EKONOMİDE ASPİRİN TEDAVİSİ
Bu hafta yine ekonomide aspirin tedavisinin devam ettiğini görüyoruz. Hala ortada milleti rahatlatacak, yangını söndürecek bir program yok. Geçtiğimiz hafta enflasyon rakamlarının açıklanmasından sonra damat Hazine ve Maliye Bakanı, “Maliyet şokları sonrası kısa vadede geçici artış normal” derken, Merkez Bankası “Son dönemde enflasyon görümüne ilişkin gelişmeler fiyat istikrarı açısından önemli risklere işaret etmektedir. Merkez Bankası fiyat istikrarını desteklemek amacıyla gerekli tepkiyi verecektir” demişti. Enflasyon rekor kırdı, mutfaklarda yangın var ama her şey yolundaymış gibi Para Kurulu toplantısı hala bekleniyor. Ayın 13’üne kadar demek ki normal zamanı bekleyeceğiz. Demek ki, Merkez Bankasının bu önemli riskler sözcüğü gerçekliği yansıtmıyor. Ona göre de her şey normal ki normal zamanda Para Kurulu toplantısını yapmayı bekliyorlar.
ENFLASYON HORTLADI, FAİZ PATLADI
Millete 24 Haziran öncesi ne dendi bunu bir hatırlayalım değerli basın mensupları: “24’ünde siz bu kardeşinize yetkiyi verin ondan sonra bu faizle, şunla bunla nasıl uğraşılır göreceksiniz.” Millet size yetkiyi verdi, enflasyon hortladı, faiz patladı, Türk lirasının değeri serbest düşüşe geçti.

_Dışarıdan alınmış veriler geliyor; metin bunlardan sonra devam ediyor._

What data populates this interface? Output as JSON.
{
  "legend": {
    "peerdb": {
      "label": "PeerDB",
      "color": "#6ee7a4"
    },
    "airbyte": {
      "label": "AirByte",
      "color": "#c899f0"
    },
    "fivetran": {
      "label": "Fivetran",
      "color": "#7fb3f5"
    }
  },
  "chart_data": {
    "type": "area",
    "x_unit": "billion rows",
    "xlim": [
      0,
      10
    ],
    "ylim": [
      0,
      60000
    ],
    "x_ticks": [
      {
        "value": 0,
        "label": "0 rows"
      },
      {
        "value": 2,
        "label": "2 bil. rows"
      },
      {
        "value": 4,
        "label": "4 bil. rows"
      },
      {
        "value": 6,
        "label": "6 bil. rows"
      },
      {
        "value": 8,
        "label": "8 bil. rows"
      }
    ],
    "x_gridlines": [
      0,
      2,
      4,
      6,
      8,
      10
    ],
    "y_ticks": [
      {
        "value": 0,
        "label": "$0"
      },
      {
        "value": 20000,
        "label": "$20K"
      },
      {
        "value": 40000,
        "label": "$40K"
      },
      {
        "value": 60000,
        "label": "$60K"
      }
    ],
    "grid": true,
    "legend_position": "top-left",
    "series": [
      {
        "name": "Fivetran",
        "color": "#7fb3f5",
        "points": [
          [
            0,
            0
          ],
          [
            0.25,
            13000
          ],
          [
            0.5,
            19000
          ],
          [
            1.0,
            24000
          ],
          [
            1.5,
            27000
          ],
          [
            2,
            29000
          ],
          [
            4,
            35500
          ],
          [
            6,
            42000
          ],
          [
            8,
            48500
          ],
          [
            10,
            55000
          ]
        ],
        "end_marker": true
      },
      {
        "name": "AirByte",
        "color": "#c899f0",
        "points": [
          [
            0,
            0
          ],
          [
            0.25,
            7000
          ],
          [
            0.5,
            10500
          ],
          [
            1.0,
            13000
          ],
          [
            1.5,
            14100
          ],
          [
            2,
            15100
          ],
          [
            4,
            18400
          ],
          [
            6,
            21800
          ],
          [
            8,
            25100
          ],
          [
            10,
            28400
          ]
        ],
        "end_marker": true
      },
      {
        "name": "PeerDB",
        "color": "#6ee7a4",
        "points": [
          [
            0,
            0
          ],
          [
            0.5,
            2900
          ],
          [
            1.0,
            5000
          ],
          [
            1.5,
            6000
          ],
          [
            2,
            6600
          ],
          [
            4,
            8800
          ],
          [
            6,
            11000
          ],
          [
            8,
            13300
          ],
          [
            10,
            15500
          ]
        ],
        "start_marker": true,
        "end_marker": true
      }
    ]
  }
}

Sizden tık yok arkadaşlar. Yani siz yeni yerli ve milli içeceklerinizi, ejder meyveli smoothieyi, starex meyvesi eşliğinde aloeverayı, liçi meyvesi eşliğinde efulilerinizi yudumlarken millete aspirin yutturmaya devam ediyorsunuz.
OYALAMACILIK, LAFÇILIK, RANTÇILIK
Öte yandan Suriye’de yeniden yükselen ateş ve bu ateşin tetikleyeceği yeni bir göç dalgasıyla yükselecek ciddi güvenlik sorunlarımız var. Bu konuyla ilgili geçtiğimiz hafta Dış İlişkilerden Sorumlu Genel Başkan Yardımcımız gerçekten dört başı mamur bir açıklama yaptı. Bu açıklamayı da bir kere daha burada hatırlatmak istiyorum. Ama şimdi bakıyoruz bununla ilgili yurtdışında toplantılar yapılıyor. İran’a gittiler Tahran’a, resmi toplantıda birde baktık damat, evlat aile boyu katılım sağlanmış. Bir tek damat beyin bir çantacı danışmanı var eski çanta işlerini yapan bir danışmanı var o unutulmuş. “Londra’dan, New York’tan borç bulamazsak Çin’den, Katar’dan alırız” demeler, aile boyu ziyaretler, el sıkışmalar, şaşa debdebe bunların bildiği bir tek bu arkadaşlar. Sadece konuşuyorlar. Dış güçler şunlar bunlar. Ekonomiyi gereği takip etseydiniz, oyalamacılık, lafçılık, rantçılık yapmak yerine ekonominin bünyesini güçlendirseydiniz elin oğlu bize böyle kafa tutabilir miydi?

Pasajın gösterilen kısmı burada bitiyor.